The example of Julius Caesar's end made Octavian cautious in pursuit
of supreme power. During the years after his victorious return to Rome
he seems to hedge reluctantly into the role which he would fill with
such skill - that of emperor. A turning point came in the year 27 BC,
when he voluntarily gave up all his military powers and was then
granted by the senate a 10-year-command over three important
outposts of empire - Spain, Gaul and Syria. Meanwhile he holds
various civilian offices which provide him with political power at the
center. It is typical of Octavian's political skill that under this
arrangement the much-cherished republic of Rome appears still to be
intact. Yet with hindsight historians have judged 27 BC to be the
founding year of the empire. In this same year the senate gave
Octavian the life-long title of Augustus, the name by which he is
subsequently known to history.
The rule of Augustus Caesar brought an forty years of
peace in Italy. With few setbacks on distant frontiers,
Rome and its territories enjoyed a steady increase in
prosperity and trade. The frontiers of empire were
slightly extended. More important, they become
properly defended. Professional careers were now
possible in the army (recruits signed on for sixteen
years, later it was increased to twenty) and in the civil service.
Improved roads made it easier to keep in close touch with distant
parts of the Roman world, and to move troops wherever they are
needed.
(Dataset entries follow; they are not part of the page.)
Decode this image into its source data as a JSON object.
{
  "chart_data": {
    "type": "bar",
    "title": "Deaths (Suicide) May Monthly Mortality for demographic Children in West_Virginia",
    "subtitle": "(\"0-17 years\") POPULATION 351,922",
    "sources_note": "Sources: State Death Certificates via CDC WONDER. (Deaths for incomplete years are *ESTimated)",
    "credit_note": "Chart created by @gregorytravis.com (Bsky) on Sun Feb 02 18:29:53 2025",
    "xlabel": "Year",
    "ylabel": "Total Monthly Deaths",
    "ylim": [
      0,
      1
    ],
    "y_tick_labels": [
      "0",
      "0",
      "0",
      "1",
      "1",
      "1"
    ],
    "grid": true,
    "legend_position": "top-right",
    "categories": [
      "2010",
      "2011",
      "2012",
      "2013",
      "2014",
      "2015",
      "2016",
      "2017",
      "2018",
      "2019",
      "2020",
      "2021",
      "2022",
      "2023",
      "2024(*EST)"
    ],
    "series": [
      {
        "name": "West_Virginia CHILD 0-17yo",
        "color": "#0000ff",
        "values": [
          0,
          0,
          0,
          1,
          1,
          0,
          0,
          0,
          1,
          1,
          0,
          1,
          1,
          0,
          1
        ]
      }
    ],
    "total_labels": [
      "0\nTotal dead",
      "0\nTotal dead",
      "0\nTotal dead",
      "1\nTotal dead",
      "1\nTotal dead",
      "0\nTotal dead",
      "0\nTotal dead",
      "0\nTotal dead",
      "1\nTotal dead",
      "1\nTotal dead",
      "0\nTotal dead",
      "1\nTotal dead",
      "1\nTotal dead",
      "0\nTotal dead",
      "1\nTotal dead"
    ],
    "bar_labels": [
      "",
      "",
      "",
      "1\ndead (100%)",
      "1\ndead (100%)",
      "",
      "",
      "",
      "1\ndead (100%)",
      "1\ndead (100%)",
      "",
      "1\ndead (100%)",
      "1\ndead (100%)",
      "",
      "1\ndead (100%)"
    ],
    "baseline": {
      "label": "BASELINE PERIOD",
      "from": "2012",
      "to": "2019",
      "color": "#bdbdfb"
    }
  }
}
New towns, built to Roman design, are established in areas
where there was previously no administrative structure.
The region in which Augustus made the most effort to extend the
empire was beyond the Alps into Germany. By 14 BC the German
tribes were subdued up to the Danube. In the next five years Roman
legions push forward to the Elbe. But this further border proved
impossible to hold. In AD 9 Arminius, a German chieftain of great
military skill, destroyed three Roman legions in the Teutoburg Forest.
The Romans pulled back (though they return briefly to avenge what
seems a shameful defeat). The conclusion, bequeathed by Augustus to
his successors, is that the Roman Empire had some natural
boundaries; to the north these are the Rhine and the Danube.
The stability of Rome made possible a flowering
of the arts. The term Augustan Age came to
represent the idea of cultural excellence, just as
the name of Augustus's close friend Maecenas enthusiastic supporter of both Virgil and Horace is now synonymous with artistic patronage. The
emperor was also an enthusiastic builder. He
boasted, with some justification, that he found Rome a city of brick
and left it a city of marble.
One of the hardest problems confronting Augustus was the question of
his own succession. His attempts to solve it were often authoritarian
and blunt, but they were innocent compared to the actions of his
family in the five decades after his death in AD 14.